4 Storie in 4 ore. Mezzanotte in. Non c’è nulla da Temer. Parte II

Bifane, Imperiais e Samba

L’Adamastor per me è un collegamento con il Brasile. Ho passato ore osservando l’orizzonte e pensando a come crearmi delle opportunità per arrivare dall’altro lato. Ricordo ancora l’emozione che ho avuto osservando poi l’Atlantico dalla spiaggia di Fortaleza, tipo “missione compiuta” e “dall’altro lato c’è il mio Adamas’ e la mia Lisbona da dove mi guardavo” e qualcosa a muoversi nello stomaco. Gamberoni in spiaggia spruzzati di lime, acqua di cocco, shot di cachaça e poi via a giocare con le onde e per finire in bellezza il pomeriggio: massaggio relax all’ombra delle palme. Di quelli che rimani inerte a russare beato mentre sbavi come un alano felice e coccolato. È meraviglioso starsene a spasso per il mondo, pois, è tutto nostro, giusto goderselo. Peccato per le tensioni e le incomprensioni. Il razzismo? Secondo me è mancanza di abitudine al vivere tutti insieme accettando che condividiamo lo stesso pianeta. Siamo sempre stati divisi, tutta sta mescolanza di gente e di culture è una novità e pure gestita male. O come dice Moreno, un amico mio: «il razzismo non c’entra niente, è che quando uno é proprio stronzo è stronzo, non puoi farci niente». L’ignoranza e la stronzaggine sono due cose ben distinte ma vanno spesso a braccetto insieme.

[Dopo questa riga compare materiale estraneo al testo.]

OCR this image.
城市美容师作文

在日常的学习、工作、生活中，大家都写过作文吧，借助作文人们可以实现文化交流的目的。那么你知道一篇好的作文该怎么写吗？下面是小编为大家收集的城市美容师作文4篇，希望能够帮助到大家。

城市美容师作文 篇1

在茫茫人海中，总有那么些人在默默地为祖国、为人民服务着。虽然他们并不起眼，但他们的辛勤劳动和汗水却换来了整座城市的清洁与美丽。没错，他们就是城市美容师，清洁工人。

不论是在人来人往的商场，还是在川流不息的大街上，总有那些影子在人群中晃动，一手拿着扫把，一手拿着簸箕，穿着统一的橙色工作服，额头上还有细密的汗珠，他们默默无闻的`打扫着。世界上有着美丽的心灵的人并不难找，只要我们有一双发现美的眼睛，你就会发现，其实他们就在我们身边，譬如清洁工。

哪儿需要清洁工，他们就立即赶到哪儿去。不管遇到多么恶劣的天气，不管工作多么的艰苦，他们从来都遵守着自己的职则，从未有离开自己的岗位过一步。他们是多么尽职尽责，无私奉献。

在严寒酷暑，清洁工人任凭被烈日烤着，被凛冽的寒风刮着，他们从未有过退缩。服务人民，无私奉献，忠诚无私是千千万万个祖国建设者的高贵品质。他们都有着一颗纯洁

Parlando con Riti del suo Brasile mi confessa che non nutre nessuna speranza, da quando Dilma foi afastada, tirada do poder, il paese e i valori umani sono in caduta libera. O forse è solo caduto il velo di ipocrisia che copriva un sistema che è sempre stato insofferente alle nostre grida di dolore. Il potere non è mai con la maggioranza, il potere è come un gruppo di arroganti che non vuole concedere a nessuno il privilegio del tavolino nel privè.

L’impeachment!

Facile incastrare qualcuno per corruzione in un mondo di corrotti.

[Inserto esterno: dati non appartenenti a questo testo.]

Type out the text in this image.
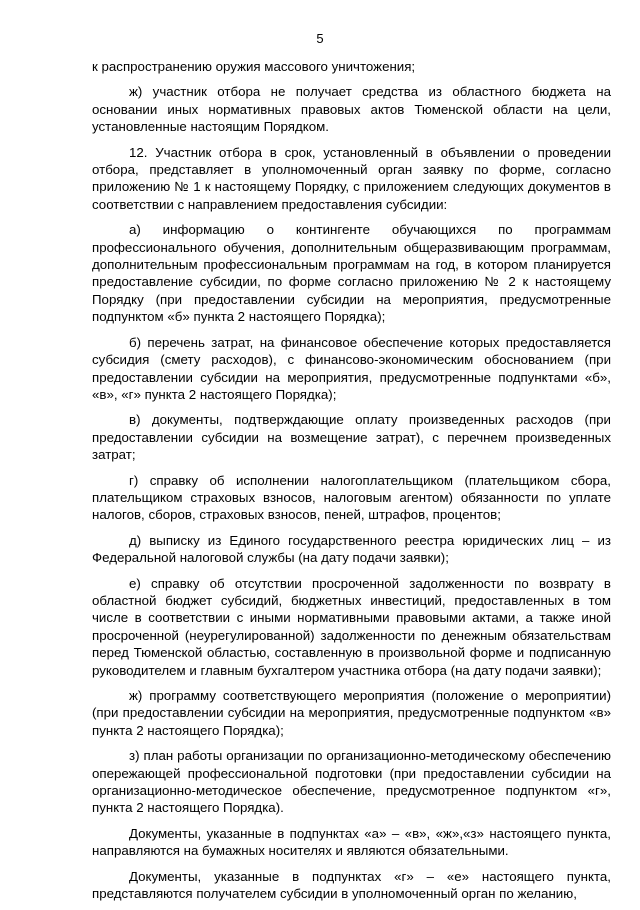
5

к распространению оружия массового уничтожения;

ж) участник отбора не получает средства из областного бюджета на основании иных нормативных правовых актов Тюменской области на цели, установленные настоящим Порядком.

12. Участник отбора в срок, установленный в объявлении о проведении отбора, представляет в уполномоченный орган заявку по форме, согласно приложению № 1 к настоящему Порядку, с приложением следующих документов в соответствии с направлением предоставления субсидии:

а) информацию о контингенте обучающихся по программам профессионального обучения, дополнительным общеразвивающим программам, дополнительным профессиональным программам на год, в котором планируется предоставление субсидии, по форме согласно приложению № 2 к настоящему Порядку (при предоставлении субсидии на мероприятия, предусмотренные подпунктом «б» пункта 2 настоящего Порядка);

б) перечень затрат, на финансовое обеспечение которых предоставляется субсидия (смету расходов), с финансово-экономическим обоснованием (при предоставлении субсидии на мероприятия, предусмотренные подпунктами «б», «в», «г» пункта 2 настоящего Порядка);

в) документы, подтверждающие оплату произведенных расходов (при предоставлении субсидии на возмещение затрат), с перечнем произведенных затрат;

г) справку об исполнении налогоплательщиком (плательщиком сбора, плательщиком страховых взносов, налоговым агентом) обязанности по уплате налогов, сборов, страховых взносов, пеней, штрафов, процентов;

д) выписку из Единого государственного реестра юридических лиц – из Федеральной налоговой службы (на дату подачи заявки);

е) справку об отсутствии просроченной задолженности по возврату в областной бюджет субсидий, бюджетных инвестиций, предоставленных в том числе в соответствии с иными нормативными правовыми актами, а также иной просроченной (неурегулированной) задолженности по денежным обязательствам перед Тюменской областью, составленную в произвольной форме и подписанную руководителем и главным бухгалтером участника отбора (на дату подачи заявки);

ж) программу соответствующего мероприятия (положение о мероприятии) (при предоставлении субсидии на мероприятия, предусмотренные подпунктом «в» пункта 2 настоящего Порядка);

з) план работы организации по организационно-методическому обеспечению опережающей профессиональной подготовки (при предоставлении субсидии на организационно-методическое обеспечение, предусмотренное подпунктом «г», пункта 2 настоящего Порядка).

Документы, указанные в подпунктах «а» – «в», «ж»,«з» настоящего пункта, направляются на бумажных носителях и являются обязательными.

Документы, указанные в подпунктах «г» – «е» настоящего пункта, представляются получателем субсидии в уполномоченный орган по желанию,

Da quando Temer ha preso il comando non c’è stato più nulla da fare, era evidente il meccanismo in funzione per contenere e reprimere qualsiasi voce contraria per arrivare ad un punto ben chiaro e preciso:
1 – Controllare la quinta nazione al mondo per estensione
con tutte le sue risorse incluse nel pacchetto.
2 – Eliminare ogni baluardo comunista-filo Castrista.
3 – Fottere tutto, fino al midollo.

Riti mi spiega che la novità é il massiccio utilizzo dei social durante la campagna elettorale. Girano fake news e contenuti che vengono condivisi più rapidamente di un virus dell’Umbrella Corporation. “Whats’Appano” fino alle zone rurali dove a volte non c’è internet e manco ti puoi documentare se ci sono bufale o mozzarelle qualunque tra gli ingredienti di queste notizie.

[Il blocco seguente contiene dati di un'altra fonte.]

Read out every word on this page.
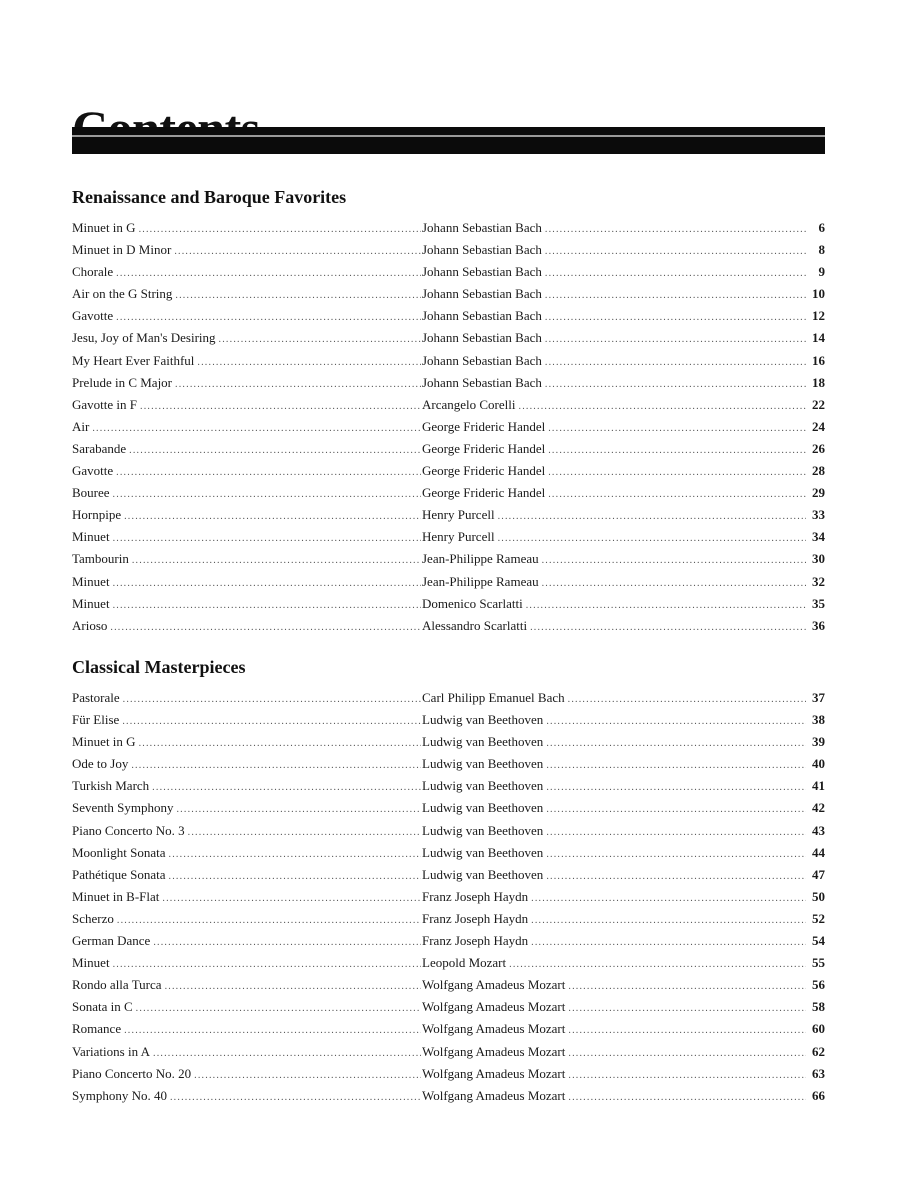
Renaissance and Baroque Favorites
Minuet in G .....	Johann Sebastian Bach .....	6
Minuet in D Minor .....	Johann Sebastian Bach .....	8
Chorale .....	Johann Sebastian Bach .....	9
Air on the G String .....	Johann Sebastian Bach .....	10
Gavotte .....	Johann Sebastian Bach .....	12
Jesu, Joy of Man's Desiring .....	Johann Sebastian Bach .....	14
My Heart Ever Faithful .....	Johann Sebastian Bach .....	16
Prelude in C Major .....	Johann Sebastian Bach .....	18
Gavotte in F .....	Arcangelo Corelli .....	22
Air .....	George Frideric Handel .....	24
Sarabande .....	George Frideric Handel .....	26
Gavotte .....	George Frideric Handel .....	28
Bouree .....	George Frideric Handel .....	29
Hornpipe .....	Henry Purcell .....	33
Minuet .....	Henry Purcell .....	34
Tambourin .....	Jean-Philippe Rameau .....	30
Minuet .....	Jean-Philippe Rameau .....	32
Minuet .....	Domenico Scarlatti .....	35
Arioso .....	Alessandro Scarlatti .....	36
Classical Masterpieces
Pastorale .....	Carl Philipp Emanuel Bach .....	37
Für Elise .....	Ludwig van Beethoven .....	38
Minuet in G .....	Ludwig van Beethoven .....	39
Ode to Joy .....	Ludwig van Beethoven .....	40
Turkish March .....	Ludwig van Beethoven .....	41
Seventh Symphony .....	Ludwig van Beethoven .....	42
Piano Concerto No. 3 .....	Ludwig van Beethoven .....	43
Moonlight Sonata .....	Ludwig van Beethoven .....	44
Pathétique Sonata .....	Ludwig van Beethoven .....	47
Minuet in B-Flat .....	Franz Joseph Haydn .....	50
Scherzo .....	Franz Joseph Haydn .....	52
German Dance .....	Franz Joseph Haydn .....	54
Minuet .....	Leopold Mozart .....	55
Rondo alla Turca .....	Wolfgang Amadeus Mozart .....	56
Sonata in C .....	Wolfgang Amadeus Mozart .....	58
Romance .....	Wolfgang Amadeus Mozart .....	60
Variations in A .....	Wolfgang Amadeus Mozart .....	62
Piano Concerto No. 20 .....	Wolfgang Amadeus Mozart .....	63
Symphony No. 40 .....	Wolfgang Amadeus Mozart .....	66
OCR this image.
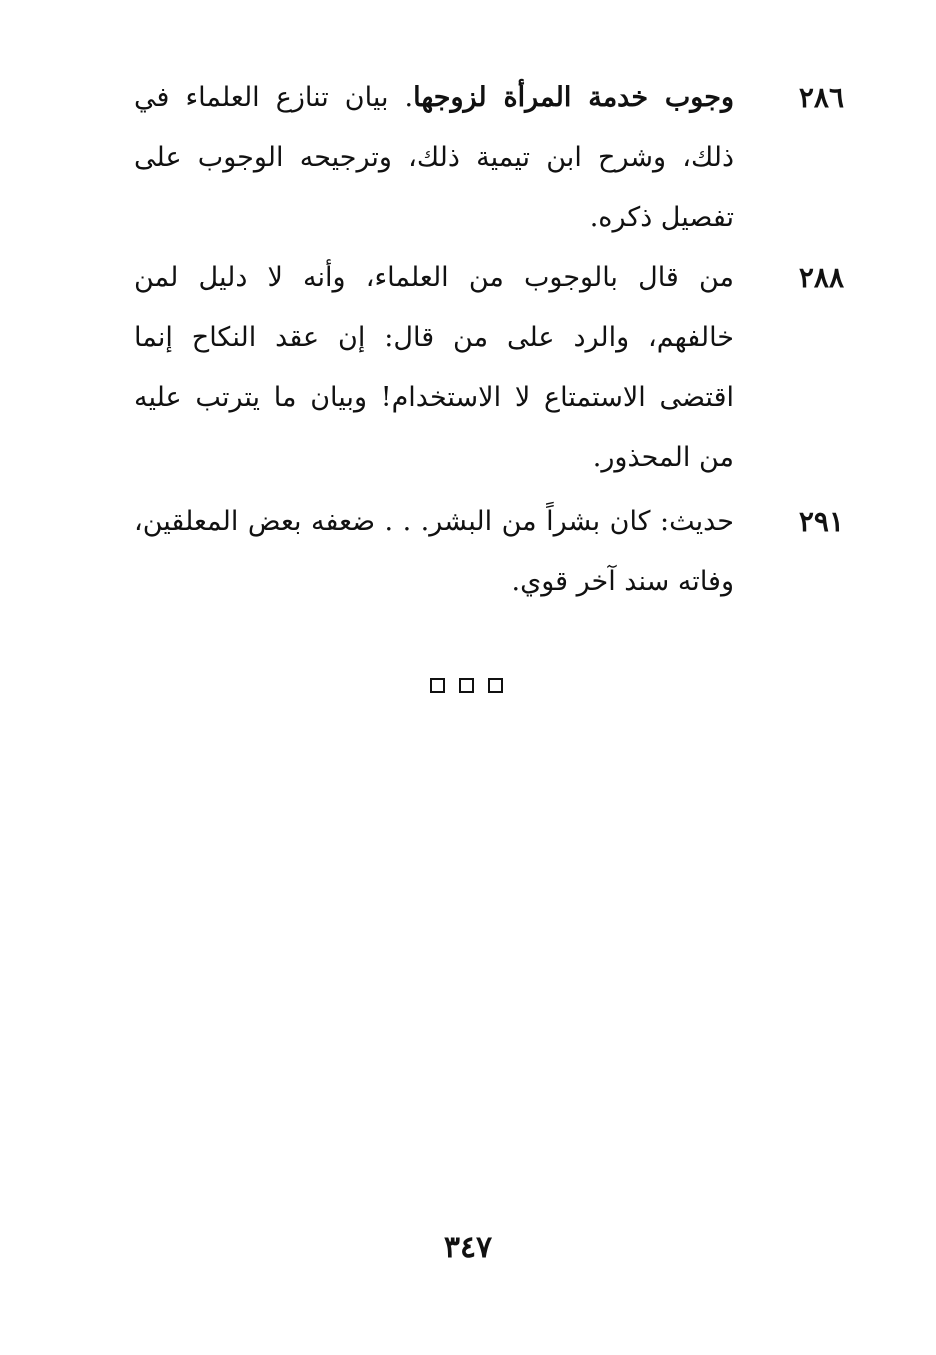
٢٨٦
وجوب خدمة المرأة لزوجها. بيان تنازع العلماء في ذلك، وشرح ابن تيمية ذلك، وترجيحه الوجوب على تفصيل ذكره.
٢٨٨
من قال بالوجوب من العلماء، وأنه لا دليل لمن خالفهم، والرد على من قال: إن عقد النكاح إنما اقتضى الاستمتاع لا الاستخدام! وبيان ما يترتب عليه من المحذور.
٢٩١
حديث: كان بشراً من البشر. . . ضعفه بعض المعلقين، وفاته سند آخر قوي.
٣٤٧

Condividi, condividi, condividi e si crea un’opinione pubblica radio-comandata con un click!

Quello che sta accadendo in Brasile sembra un copione di Terry Gilliam. L’hai mai visto Brazil il film? Beh, vedilo, dai. Cerca, scarica, vedi. Oppure il più recente V per Vendetta, capolavoro! L’accanimento contro omosessuali e diversamente votanti è simile al clima di repressione che si sta delineando in Brasile.

Brasil não é só samba!

Per me il Brasile è sempre stato un grande riferimento, da italiano guardavo ai cugini oltre oceano come fossero i primi della classe in quanto ad allegria, festa, e la vita è un carnevale, Nossa! E che genci, che spiagge, che cachaça, che botta di vita! Tutto in festa, tutto più bello e più colorato, tutto tropicale!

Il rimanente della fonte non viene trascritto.